Before running this notebook: Go to "Runtime" -> "Change Runtime Type" -> Select "GPU T4"

In [None]:
!pip install -q condacolab

import condacolab
condacolab.install()

In [None]:
!conda install tsnecuda -c conda-forge

Imports

In [None]:
import tsnecuda
tsnecuda.test() # this should work without any error

In [None]:
import numpy as np
import matplotlib.pyplot as plt
import seaborn as sns

from sklearn.datasets import fetch_openml

sns.set()

In [None]:
colors = ['#fe7c73', '#2471A3', '#3498DB', '#27AE60', '#82E0AA', '#D35400', '#5D6D7E', '#E74C3C', '#21618C', '#B7950B', '#46C7C7', '#00B9FF']

Load dataset

In [None]:
# Load MNIST dataset
mnist = fetch_openml('mnist_784')

# Extract features and labels
X, y = mnist['data'], mnist['target']

# Convert to numpy arrays
X = X.to_numpy().astype('float32')
y = y.to_numpy().astype('int')

# Print the shape of the arrays
print("Shape of features (X):", X.shape)
print("Shape of labels (y):", y.shape)

Shape of features (X): (70000, 784)
Shape of labels (y): (70000,)


Sample rows

In [None]:
# Get the number of rows in X
num_rows = X.shape[0]

# Randomly sample 8,000 indices
random_indices = np.random.choice(num_rows, size=8000, replace=False)

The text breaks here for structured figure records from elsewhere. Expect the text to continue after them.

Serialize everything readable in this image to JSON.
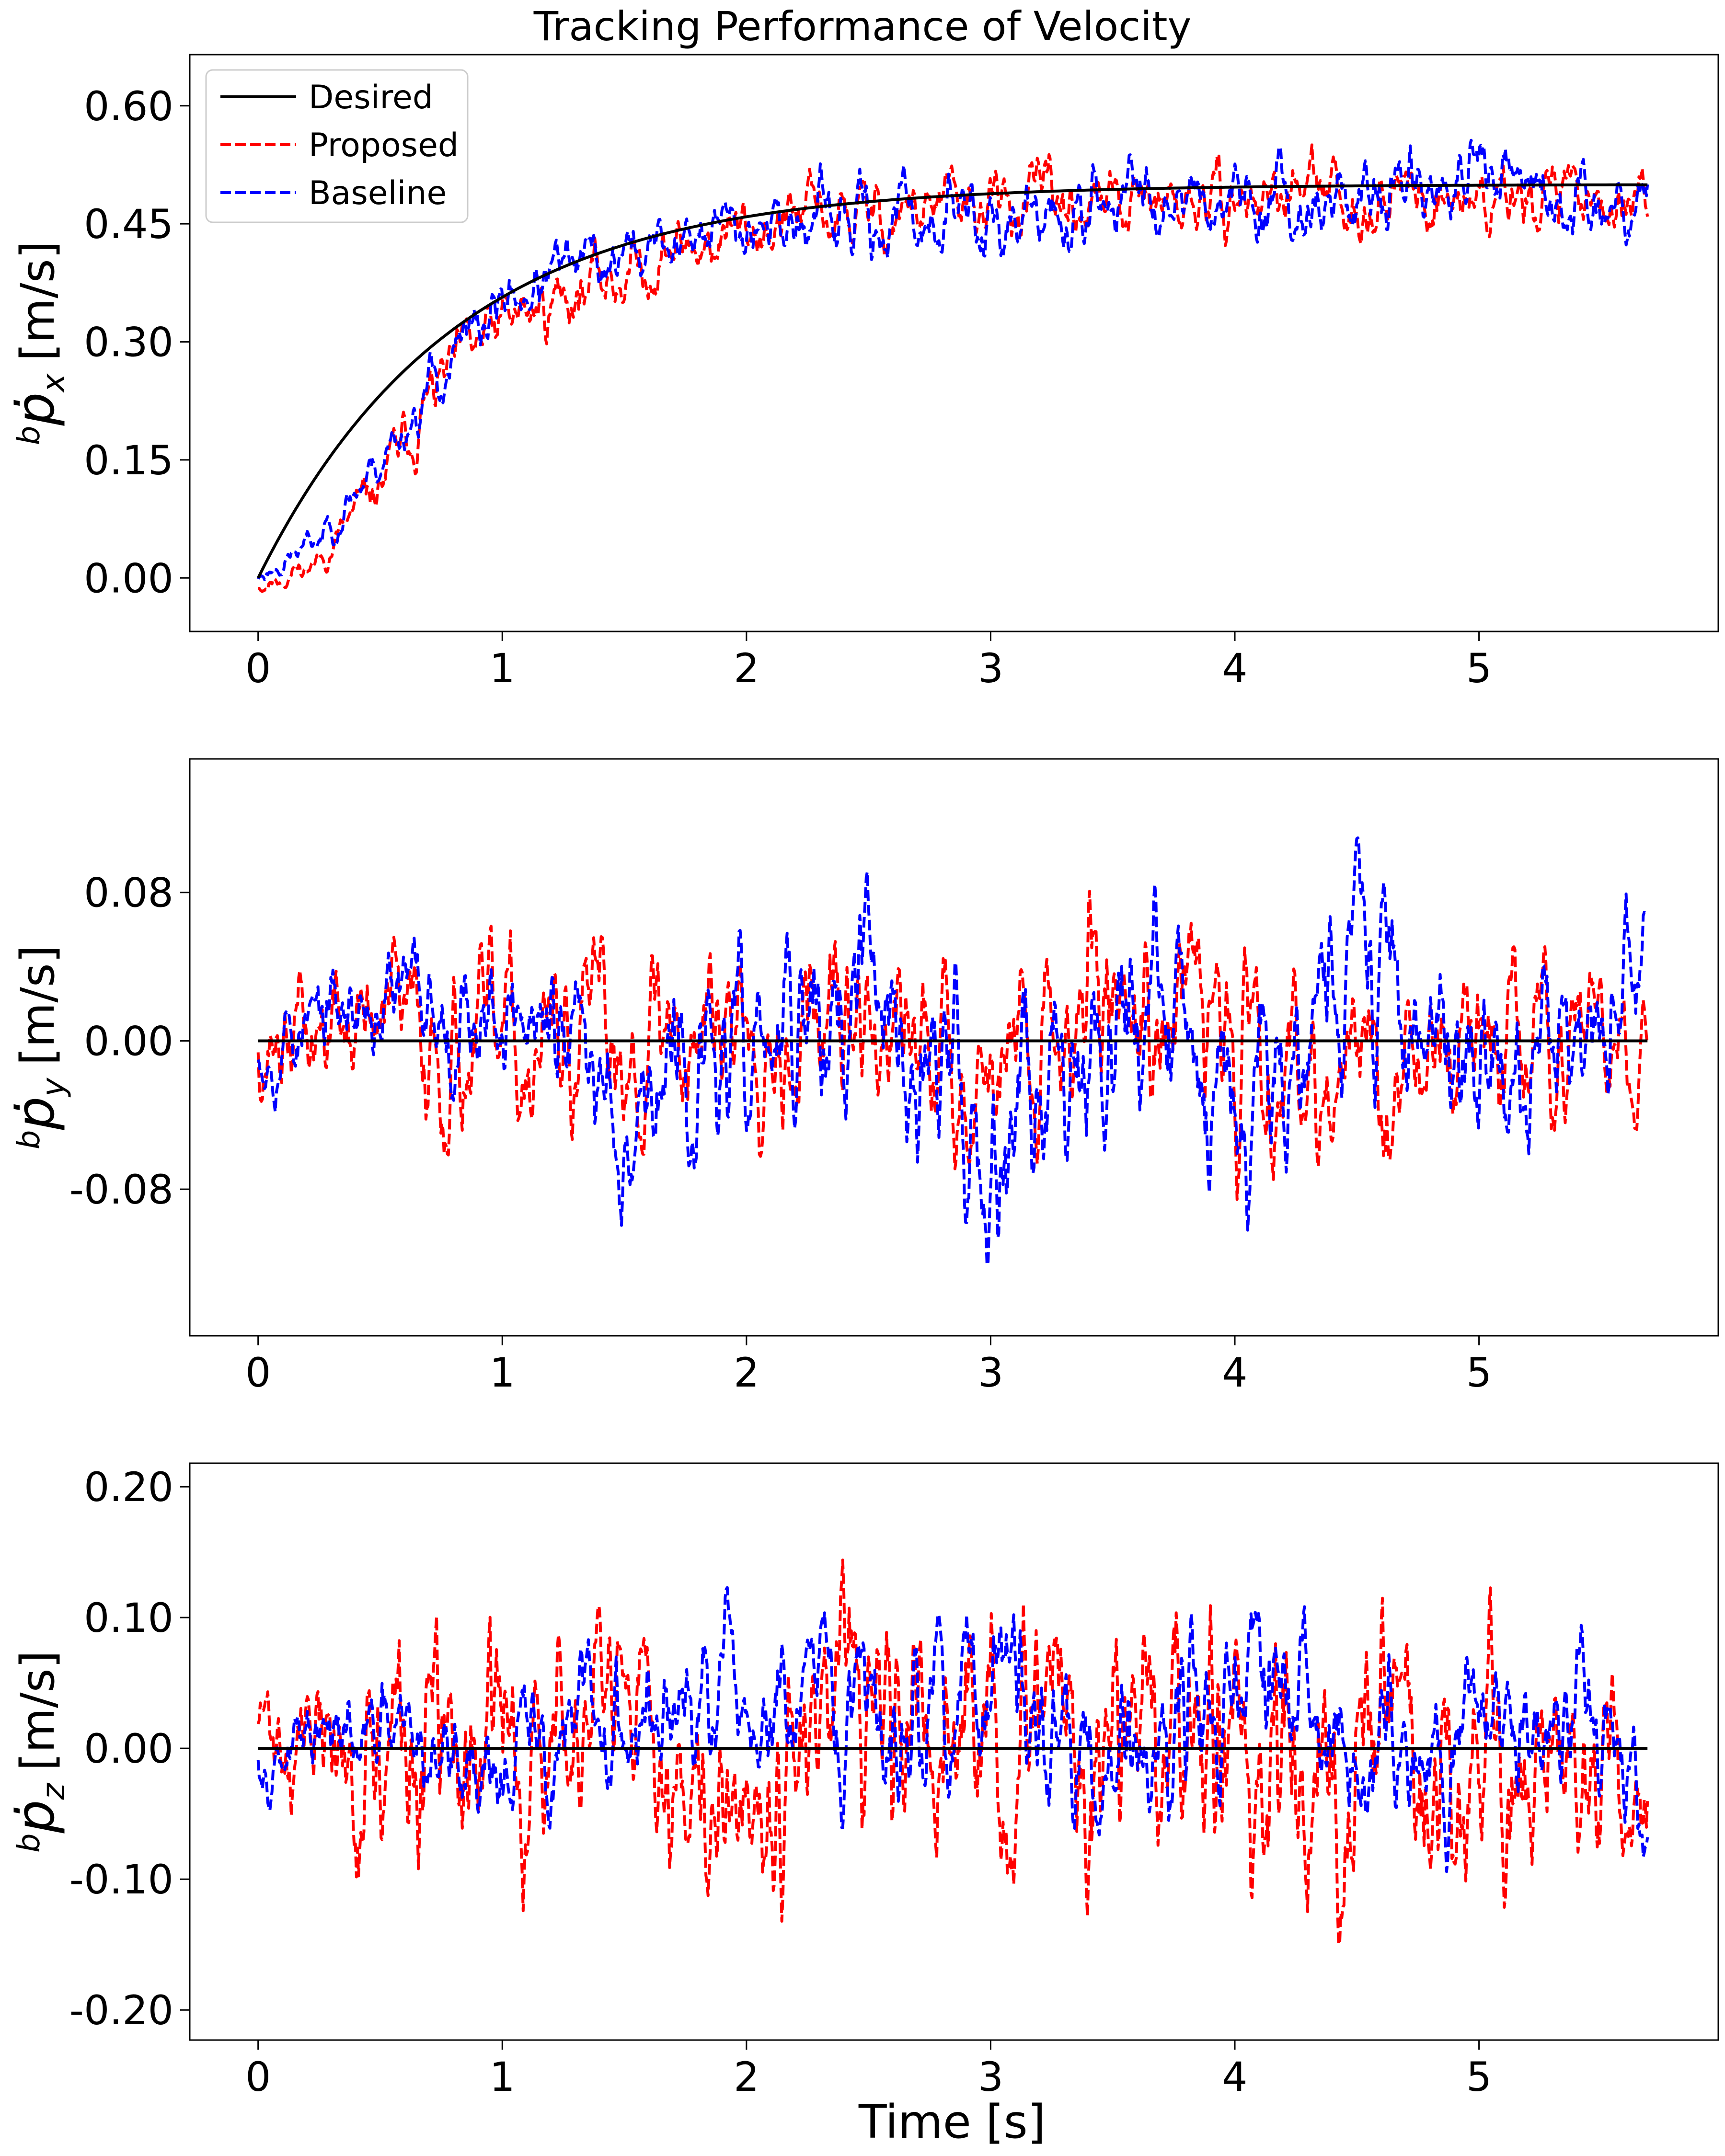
{
  "figure_title": "Tracking Performance of Velocity",
  "legend": {
    "entries": [
      {
        "label": "Desired",
        "color": "#000000",
        "style": "solid"
      },
      {
        "label": "Proposed",
        "color": "#ff0000",
        "style": "dashed"
      },
      {
        "label": "Baseline",
        "color": "#0000ff",
        "style": "dashed"
      }
    ]
  },
  "xlabel": "Time [s]",
  "colors": {
    "desired": "#000000",
    "proposed": "#ff0000",
    "baseline": "#0000ff",
    "frame": "#000000",
    "background": "#ffffff"
  },
  "chart_data": [
    {
      "type": "line",
      "panel": "top",
      "ylabel": {
        "superscript": "b",
        "symbol": "ṗ",
        "subscript": "x",
        "unit": "[m/s]"
      },
      "xlim": [
        -0.28,
        5.98
      ],
      "ylim": [
        -0.068,
        0.665
      ],
      "xticks": [
        0,
        1,
        2,
        3,
        4,
        5
      ],
      "xtick_labels": [
        "0",
        "1",
        "2",
        "3",
        "4",
        "5"
      ],
      "yticks": [
        0.0,
        0.15,
        0.3,
        0.45,
        0.6
      ],
      "ytick_labels": [
        "0.00",
        "0.15",
        "0.30",
        "0.45",
        "0.60"
      ],
      "x_end": 5.69,
      "series": [
        {
          "name": "Desired",
          "kind": "curve",
          "model": "0.5*(1-exp(-t/0.8))",
          "color": "#000000"
        },
        {
          "name": "Proposed",
          "kind": "noisy",
          "color": "#ff0000",
          "x": [
            0,
            0.25,
            0.5,
            0.75,
            1.0,
            1.25,
            1.5,
            1.75,
            2.0,
            2.25,
            2.5,
            2.75,
            3.0,
            3.25,
            3.5,
            3.75,
            4.0,
            4.25,
            4.5,
            4.75,
            5.0,
            5.25,
            5.5,
            5.69
          ],
          "trend": [
            -0.01,
            0.02,
            0.12,
            0.25,
            0.32,
            0.36,
            0.39,
            0.42,
            0.44,
            0.46,
            0.46,
            0.47,
            0.47,
            0.48,
            0.47,
            0.47,
            0.48,
            0.49,
            0.48,
            0.49,
            0.48,
            0.49,
            0.49,
            0.45
          ],
          "amplitude": [
            0.015,
            0.02,
            0.04,
            0.05,
            0.05,
            0.05,
            0.05,
            0.05,
            0.05,
            0.05,
            0.05,
            0.05,
            0.05,
            0.05,
            0.05,
            0.05,
            0.05,
            0.05,
            0.05,
            0.05,
            0.05,
            0.05,
            0.05,
            0.04
          ],
          "seed": 11
        },
        {
          "name": "Baseline",
          "kind": "noisy",
          "color": "#0000ff",
          "x": [
            0,
            0.25,
            0.5,
            0.75,
            1.0,
            1.25,
            1.5,
            1.75,
            2.0,
            2.25,
            2.5,
            2.75,
            3.0,
            3.25,
            3.5,
            3.75,
            4.0,
            4.25,
            4.5,
            4.75,
            5.0,
            5.25,
            5.5,
            5.69
          ],
          "trend": [
            0.0,
            0.05,
            0.15,
            0.26,
            0.35,
            0.39,
            0.41,
            0.43,
            0.46,
            0.45,
            0.45,
            0.46,
            0.46,
            0.45,
            0.48,
            0.5,
            0.49,
            0.48,
            0.48,
            0.5,
            0.5,
            0.49,
            0.48,
            0.5
          ],
          "amplitude": [
            0.01,
            0.02,
            0.03,
            0.04,
            0.04,
            0.04,
            0.04,
            0.04,
            0.04,
            0.05,
            0.05,
            0.05,
            0.05,
            0.05,
            0.05,
            0.05,
            0.05,
            0.05,
            0.05,
            0.05,
            0.05,
            0.05,
            0.05,
            0.04
          ],
          "seed": 23
        }
      ]
    },
    {
      "type": "line",
      "panel": "middle",
      "ylabel": {
        "superscript": "b",
        "symbol": "ṗ",
        "subscript": "y",
        "unit": "[m/s]"
      },
      "xlim": [
        -0.28,
        5.98
      ],
      "ylim": [
        -0.159,
        0.152
      ],
      "xticks": [
        0,
        1,
        2,
        3,
        4,
        5
      ],
      "xtick_labels": [
        "0",
        "1",
        "2",
        "3",
        "4",
        "5"
      ],
      "yticks": [
        -0.08,
        0.0,
        0.08
      ],
      "ytick_labels": [
        "-0.08",
        "0.00",
        "0.08"
      ],
      "x_end": 5.69,
      "series": [
        {
          "name": "Desired",
          "kind": "constant",
          "value": 0.0,
          "color": "#000000"
        },
        {
          "name": "Proposed",
          "kind": "noisy",
          "color": "#ff0000",
          "x": [
            0,
            0.5,
            1.0,
            1.5,
            2.0,
            2.5,
            3.0,
            3.5,
            4.0,
            4.5,
            5.0,
            5.5,
            5.69
          ],
          "trend": [
            0.0,
            0.01,
            -0.01,
            0.0,
            0.02,
            0.0,
            -0.01,
            0.03,
            0.01,
            -0.02,
            0.0,
            0.0,
            -0.01
          ],
          "amplitude": [
            0.035,
            0.045,
            0.05,
            0.05,
            0.05,
            0.05,
            0.05,
            0.055,
            0.06,
            0.05,
            0.05,
            0.04,
            0.03
          ],
          "seed": 37
        },
        {
          "name": "Baseline",
          "kind": "noisy",
          "color": "#0000ff",
          "x": [
            0,
            0.5,
            1.0,
            1.5,
            2.0,
            2.5,
            3.0,
            3.5,
            4.0,
            4.5,
            5.0,
            5.5,
            5.69
          ],
          "trend": [
            0.0,
            0.02,
            0.02,
            -0.03,
            -0.01,
            0.02,
            -0.05,
            0.03,
            -0.02,
            0.05,
            -0.02,
            0.0,
            0.05
          ],
          "amplitude": [
            0.025,
            0.03,
            0.04,
            0.05,
            0.05,
            0.06,
            0.06,
            0.06,
            0.06,
            0.06,
            0.05,
            0.05,
            0.03
          ],
          "seed": 53
        }
      ]
    },
    {
      "type": "line",
      "panel": "bottom",
      "ylabel": {
        "superscript": "b",
        "symbol": "ṗ",
        "subscript": "z",
        "unit": "[m/s]"
      },
      "xlim": [
        -0.28,
        5.98
      ],
      "ylim": [
        -0.223,
        0.218
      ],
      "xticks": [
        0,
        1,
        2,
        3,
        4,
        5
      ],
      "xtick_labels": [
        "0",
        "1",
        "2",
        "3",
        "4",
        "5"
      ],
      "yticks": [
        -0.2,
        -0.1,
        0.0,
        0.1,
        0.2
      ],
      "ytick_labels": [
        "-0.20",
        "-0.10",
        "0.00",
        "0.10",
        "0.20"
      ],
      "x_end": 5.69,
      "series": [
        {
          "name": "Desired",
          "kind": "constant",
          "value": 0.0,
          "color": "#000000"
        },
        {
          "name": "Proposed",
          "kind": "noisy",
          "color": "#ff0000",
          "x": [
            0,
            0.5,
            1.0,
            1.5,
            2.0,
            2.5,
            3.0,
            3.5,
            4.0,
            4.5,
            5.0,
            5.5,
            5.69
          ],
          "trend": [
            0.02,
            -0.02,
            0.0,
            0.0,
            0.0,
            0.0,
            0.0,
            0.0,
            0.0,
            0.0,
            0.0,
            0.0,
            -0.03
          ],
          "amplitude": [
            0.04,
            0.09,
            0.09,
            0.08,
            0.09,
            0.09,
            0.1,
            0.1,
            0.11,
            0.1,
            0.09,
            0.09,
            0.06
          ],
          "seed": 71
        },
        {
          "name": "Baseline",
          "kind": "noisy",
          "color": "#0000ff",
          "x": [
            0,
            0.5,
            1.0,
            1.5,
            2.0,
            2.5,
            3.0,
            3.5,
            4.0,
            4.5,
            5.0,
            5.5,
            5.69
          ],
          "trend": [
            0.0,
            0.0,
            -0.01,
            0.02,
            0.02,
            0.02,
            0.05,
            -0.01,
            0.05,
            0.0,
            0.03,
            0.02,
            -0.05
          ],
          "amplitude": [
            0.03,
            0.05,
            0.06,
            0.07,
            0.08,
            0.08,
            0.08,
            0.08,
            0.09,
            0.08,
            0.07,
            0.07,
            0.05
          ],
          "seed": 97
        }
      ]
    }
  ]
}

# Select the rows based on the randomly sampled indices
sampled_X = X[random_indices]
sampled_y = y[random_indices]

# tSNE CUDA

In [None]:
from tsnecuda import TSNE as TSNE_GPU

In [None]:
%%timeit

X_embedded_gpu = TSNE_GPU(n_components=2, learning_rate=20, perplexity=25).fit_transform(sampled_X)

In [None]:
X_embedded_gpu = TSNE_GPU(n_components=2, learning_rate=20, perplexity=25).fit_transform(sampled_X)

In [None]:
fig, ax = plt.subplots()

ax.scatter(X_embedded_gpu[:, 0], X_embedded_gpu[:, 1], c = [colors[i] for i in sampled_y], s=10)

ax.set_title("tSNE GPU", fontsize=20, weight="bold")
plt.savefig("./tsne_gpu.jpeg", dpi=300, bbox_inches="tight")

plt.show()

# tSNE Sklearn

In [None]:
from sklearn.manifold import TSNE as TSNE_CPU

In [None]:
%%timeit -n 1 -r 1

X_embedded_cpu = TSNE_CPU(n_components=2, learning_rate=20, perplexity=25).fit_transform(sampled_X)

In [None]:
X_embedded_cpu = TSNE_CPU(n_components=2, learning_rate=20, perplexity=25).fit_transform(sampled_X)

In [None]:
fig, ax = plt.subplots()

ax.scatter(X_embedded_cpu[:, 0], X_embedded_cpu[:, 1], c = [colors[i] for i in sampled_y], s=10)

ax.set_title("tSNE Sklearn", fontsize=20, weight="bold")
plt.savefig("./tsne_cpu.jpeg", dpi=300, bbox_inches="tight")
plt.show()